12.08.2007

Dry Season

The rainy season has ended now. The mornings dawn bright, clear, crisp, and cold. Some days the clouds and fog never come, and glorious high altitude sunsets give way to a carpet of twilight stars. The cornfields are browning, the leaves burned by frost, the ears drying in the endless breeze. Children fly colorful paper kites, often entangling them in trees and power lines. The kites bounce in the wind, snarled in place and flyerless. The political propaganda of the election season has been painted over; Álvaro Colóm, a self-declared social democrat with reported links to organized crime and narcotrafficking, beat an ex-general in the second round. Feria, or town fair, will begin this week. Small mechanical rides have been rolling in on trailers, and are being set up in a dusty lot in front of the central plaza. The men that arrived with them suggest to me that carnies are a seedy breed regardless of nationality. Feria promises to offer more than just the rides…Marimba orchestras, bull fighting, dances, bicycle racing, a rock concert, arcade games, and an impressive show of public drunkenness are all on the docket.

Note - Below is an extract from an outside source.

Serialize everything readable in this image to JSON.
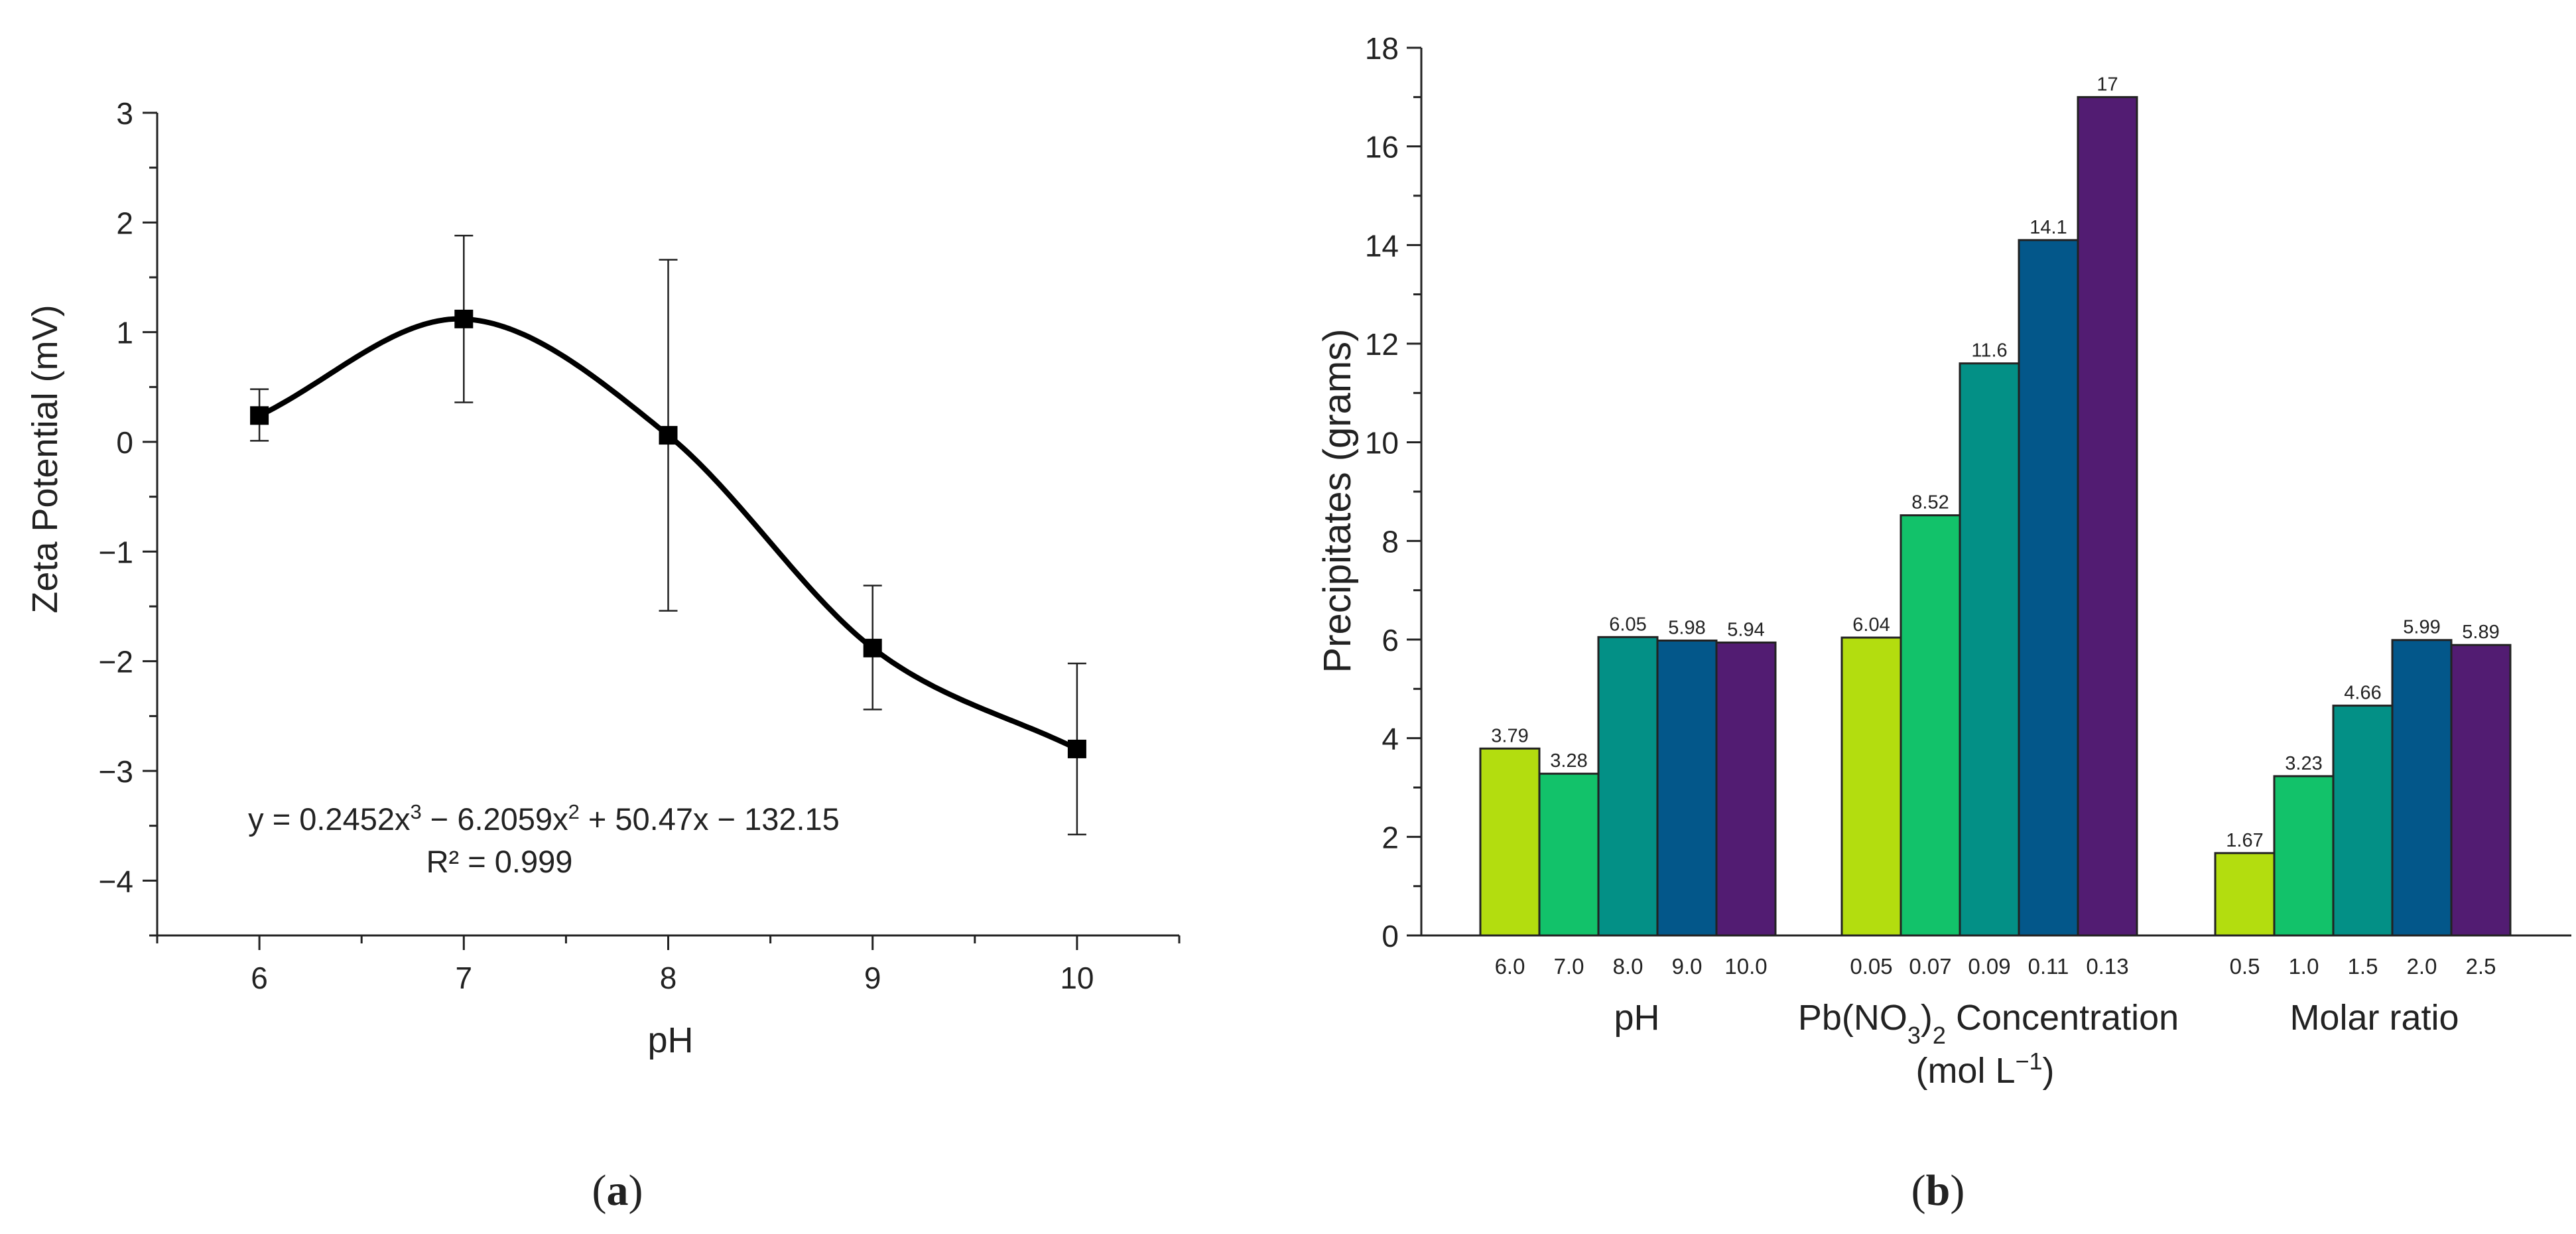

What have I been up to recently? First of all, after the end of the school year last month I went to the island of Oahu in Hawaii to be a part of my brother Peter’s wedding. A man from Maine married a woman from Alaska on a beautiful tropical beach. I am grateful that I could be there among friends and family new and old, and returned to Guatemala excited for new work opportunities. Unfortunately a series of workshops on disaster preparedness that I had planned with communities affected by landslides never materialized, and I have spent the bulk of this month trying in vain to make it happen. Apparently, what with feria, the corn harvest and the approach of the Christmas holiday, it is not the ideal season for community organizing around here. After a couple of frustrating weeks I have accepted this and am now devoting myself to preparations for 2008, my seemingly futile studies of the K’iche language, tickling young children until they nearly soil themselves, teaching friends how to cook and bake new dishes, and all the other vital functions of the de facto cultural ambassador of the United States in Nueva Santa Catarina Ixtahuacán.